En premier lieu, des prêtres comme certains que je connais, qui sont mal-aimables, qui ne veulent plus présider les célébrations de sacrements ou d’obsèques, qui sont indisponibles car tous les jours en inutiles réunions, et à qui je peux faire encore plein d’autres reproches ; personnellement, je m’en passe très bien. Et il serait temps que l’Église arrête sa presbytéro-dépendance, et accepte que la pastorale soit partagée avec des laïcs capables de s’animer.

Cela étant écrit, qui souhaite plus de prêtres, plus disponibles, comme ceux que nous avons ? Qui est derrière cette communication ? Que les prêtres que nous avons déjà commencent par s’organiser autrement, et se rendent disponibles, et peut-être qu’ils donneront aux autres l’envie de devenir prêtres ? Moi, je vois de plus en plus une caste en déclin, qui croît détenir la vérité, et qui se referme sur le peu d’influence qu’il leur reste, tout en refusant de se réformer.

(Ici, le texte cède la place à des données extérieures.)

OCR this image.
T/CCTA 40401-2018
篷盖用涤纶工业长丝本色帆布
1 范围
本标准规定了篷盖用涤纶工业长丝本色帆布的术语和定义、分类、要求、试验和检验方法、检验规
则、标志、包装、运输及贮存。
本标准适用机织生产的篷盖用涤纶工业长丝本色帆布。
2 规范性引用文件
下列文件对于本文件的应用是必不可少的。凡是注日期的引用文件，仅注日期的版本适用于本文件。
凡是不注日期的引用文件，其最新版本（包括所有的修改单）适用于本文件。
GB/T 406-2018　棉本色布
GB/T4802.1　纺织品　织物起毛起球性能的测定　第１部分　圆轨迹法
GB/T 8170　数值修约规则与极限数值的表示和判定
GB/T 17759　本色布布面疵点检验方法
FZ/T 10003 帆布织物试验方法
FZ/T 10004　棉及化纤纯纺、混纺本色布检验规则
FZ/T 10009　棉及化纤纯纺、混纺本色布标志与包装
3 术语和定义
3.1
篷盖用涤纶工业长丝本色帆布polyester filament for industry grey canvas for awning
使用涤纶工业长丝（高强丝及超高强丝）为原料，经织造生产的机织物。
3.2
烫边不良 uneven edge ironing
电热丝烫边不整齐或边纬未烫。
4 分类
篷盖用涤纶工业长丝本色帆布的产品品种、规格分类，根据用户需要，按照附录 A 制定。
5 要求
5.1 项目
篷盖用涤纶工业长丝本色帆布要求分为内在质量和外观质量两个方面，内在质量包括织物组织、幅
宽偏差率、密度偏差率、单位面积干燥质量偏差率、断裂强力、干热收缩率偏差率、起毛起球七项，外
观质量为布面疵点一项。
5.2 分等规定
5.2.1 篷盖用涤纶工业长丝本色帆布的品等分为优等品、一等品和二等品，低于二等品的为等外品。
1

je n’ai aucun problème à entendre que les prêtres voudraient être plus payés. Dans mon diocèse, ils perçoivent environ 840 euros bruts par mois ; à comparer aux salaires scandaleusement plus élevés des prêtres des diocèses de Versailles et de Paris. Mais je leur serai reconnaissant de les entendre dire cela, plutôt que de le faire réclamer, par des personnes convaincues de l’utilité des prêtres, mais qui n’iront quand même pas verser 10 % de leur salaire au denier.

Enfin, c’est faux de dire que plus il y aura d’argent, et plus il y aura de prêtres ! La crise des vocations religieuses n’est pas liée à la question des salaires, et c’est prendre les donateurs pour des imbéciles que de l’affirmer. Personnellement, je n’ai jamais entendu un prêtre se plaindre de son traitement et j’ose donc affirmer que ce n’est pas le traitement des prêtres qui met l’Église en faillite ! D’autant qu’il y a de moins en moins de prêtres, et de plus en plus de déficits…

Je pourrais parler plus longtemps des problèmes de gestion dans l’Église, mais cela aurait plus sa place dans un autre article. L’Église doit cependant se rendre compte qu’elle ferait mieux de louer son immobilier, plutôt que de le vendre, et donc de s’entourer de professionnels de gestion. De la même manière, c’est une connerie de rogner sur la communication, parce que c’est elle qui, en plus d’aider à amener de nouveaux chrétiens, fait qu’il y a des dons hors de l’Église.